My kids and I vibe coded a jump & run game over the weekend. What started as a Python script turned into a full Fabric analytics pipeline — with a playable game running inside a notebook, stats saved to a Delta table, and a Power BI report on top.
Here is the game. Click the canvas below and start playing.
🎮 Play the Game
Controls: Arrow Keys / WASD to move · Space / W to jump · F to attack · Stomp enemies from above
If the embed does not load, open the game directly: https://kornalexander.github.io/jump-and-run/jump_and_run_v2.html
How It Started
My three boys wanted to build a game. We started with Python and Pygame — a classic jump & run with platforms, enemies, coins, water hazards, and a dragon boss at the end. The character collects power-up items (fox, egg, bat) that change its form and unlock different attacks: a lightning strike or a sonic wave.
It worked, but Pygame means installing Python locally. I had a different idea: what if we could play it inside a Microsoft Fabric notebook?
One Line to Play
I rewrote the entire game in HTML5 Canvas and JavaScript. The game logic — physics, collision detection, level generation, enemy AI, particle effects, audio — is a single self-contained HTML file. No external dependencies, no CDN links, no server.
Embedding it in a Fabric notebook is one line:
displayHTML(open("./builtin/jump_and_run.html").read())
Upload the HTML file to your Lakehouse Files, run the cell, and the game renders right inside the notebook output. My boys could not believe it.
The V2: Professional Polish
After the first version worked, I could not stop. The V2 adds:
- Web Audio API — retro sound effects for jumps, coins, stomps, attacks, and the victory fanfare
- Particle system — coin sparkles, death bursts, attack trails, ambient fireflies
- Smooth camera — lerp-based follow cam that keeps the action centered
- Screen shake — on hits and attacks for extra game feel
- Parallax background — layered mountains and stars that move at different speeds
- Gradient rendering — sky gradients, glowing water, soft lighting on platforms
All of it in ~1000 lines of vanilla JavaScript, no frameworks, no build step.
The Stats Pipeline
A game without stats is just — playing. But we are in Fabric. So I added a stats tracker.
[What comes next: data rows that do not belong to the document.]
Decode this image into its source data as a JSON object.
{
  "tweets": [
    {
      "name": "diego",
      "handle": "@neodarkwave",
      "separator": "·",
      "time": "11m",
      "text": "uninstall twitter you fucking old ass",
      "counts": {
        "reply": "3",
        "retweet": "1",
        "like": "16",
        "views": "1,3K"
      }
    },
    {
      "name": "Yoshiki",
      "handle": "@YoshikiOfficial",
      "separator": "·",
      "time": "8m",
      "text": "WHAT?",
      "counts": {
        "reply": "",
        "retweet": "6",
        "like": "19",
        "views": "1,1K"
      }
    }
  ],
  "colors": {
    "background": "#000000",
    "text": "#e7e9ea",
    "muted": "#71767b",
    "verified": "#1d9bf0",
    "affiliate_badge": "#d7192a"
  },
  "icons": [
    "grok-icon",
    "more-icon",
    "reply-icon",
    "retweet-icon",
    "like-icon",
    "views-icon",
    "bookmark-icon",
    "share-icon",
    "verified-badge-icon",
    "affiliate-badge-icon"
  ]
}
After every game-over (win or lose), the game generates a JSON blob with 17 metrics:
{
"duration_seconds": 142.5,
"score": 3850,
"won": true,
"lives_left": 2,
"deaths_total": 1,
"deaths_enemy": 0,
"deaths_water": 1,
"deaths_fall": 0,
"coins_collected": 24,
"enemies_stomped": 5,
"enemies_zapped": 3,
"attacks_used": 8,
"jumps": 87,
"forms_collected": "fox,egg",
"final_form": "egg",
"max_x_reached": 12400
}
A second notebook cell uses ipywidgets to create a paste-and-save UI. You copy the JSON from the game output, paste it into a text area, click Save, and it appends the row to a game_stats Delta table in the Lakehouse.
A third cell runs a SQL summary:
SELECT
COUNT(*) AS total_games,
SUM(CASE WHEN won THEN 1 ELSE 0 END) AS wins,
ROUND(100.0 * SUM(CASE WHEN won THEN 1 ELSE 0 END) / COUNT(*), 1) AS win_rate,
MAX(score) AS high_score,
ROUND(SUM(duration_seconds) / 60, 1) AS total_playtime_min,
SUM(coins_collected) AS total_coins,
SUM(enemies_stomped + enemies_zapped) AS total_kills,
SUM(deaths_total) AS total_deaths,
SUM(jumps) AS total_jumps
FROM game_stats
Now my kids argue about who is the best player — with data.
Taking It Further: Power BI Report & Automated Stats Collection
The Delta table is nice, but I imagine my boys want a leaderboard they can check anytime — not a SQL query. So the next step is a Power BI report on top of the game_stats table. Direct Lake, obviously. No import, no scheduled refresh. The report reads straight from the Delta table in the Lakehouse. Every new game round shows up the moment you refresh the page.
But the manual paste step still bothers me. Right now, after each game-over you have to copy the JSON, switch to the save cell, paste it, and click Save. That works, but it’s manual. The goal is to fully automate it — the game writes stats directly to the Lakehouse without any manual step in between. The challenge: Fabric’s displayHTML() runs inside a sandboxed iframe with no access to the parent notebook, no postMessage, no clipboard API, and no way to call PySpark from JavaScript. Every automatic approach I tried — OneLake REST API from the iframe, postMessage to the notebook, navigator.clipboard — was blocked by the sandbox.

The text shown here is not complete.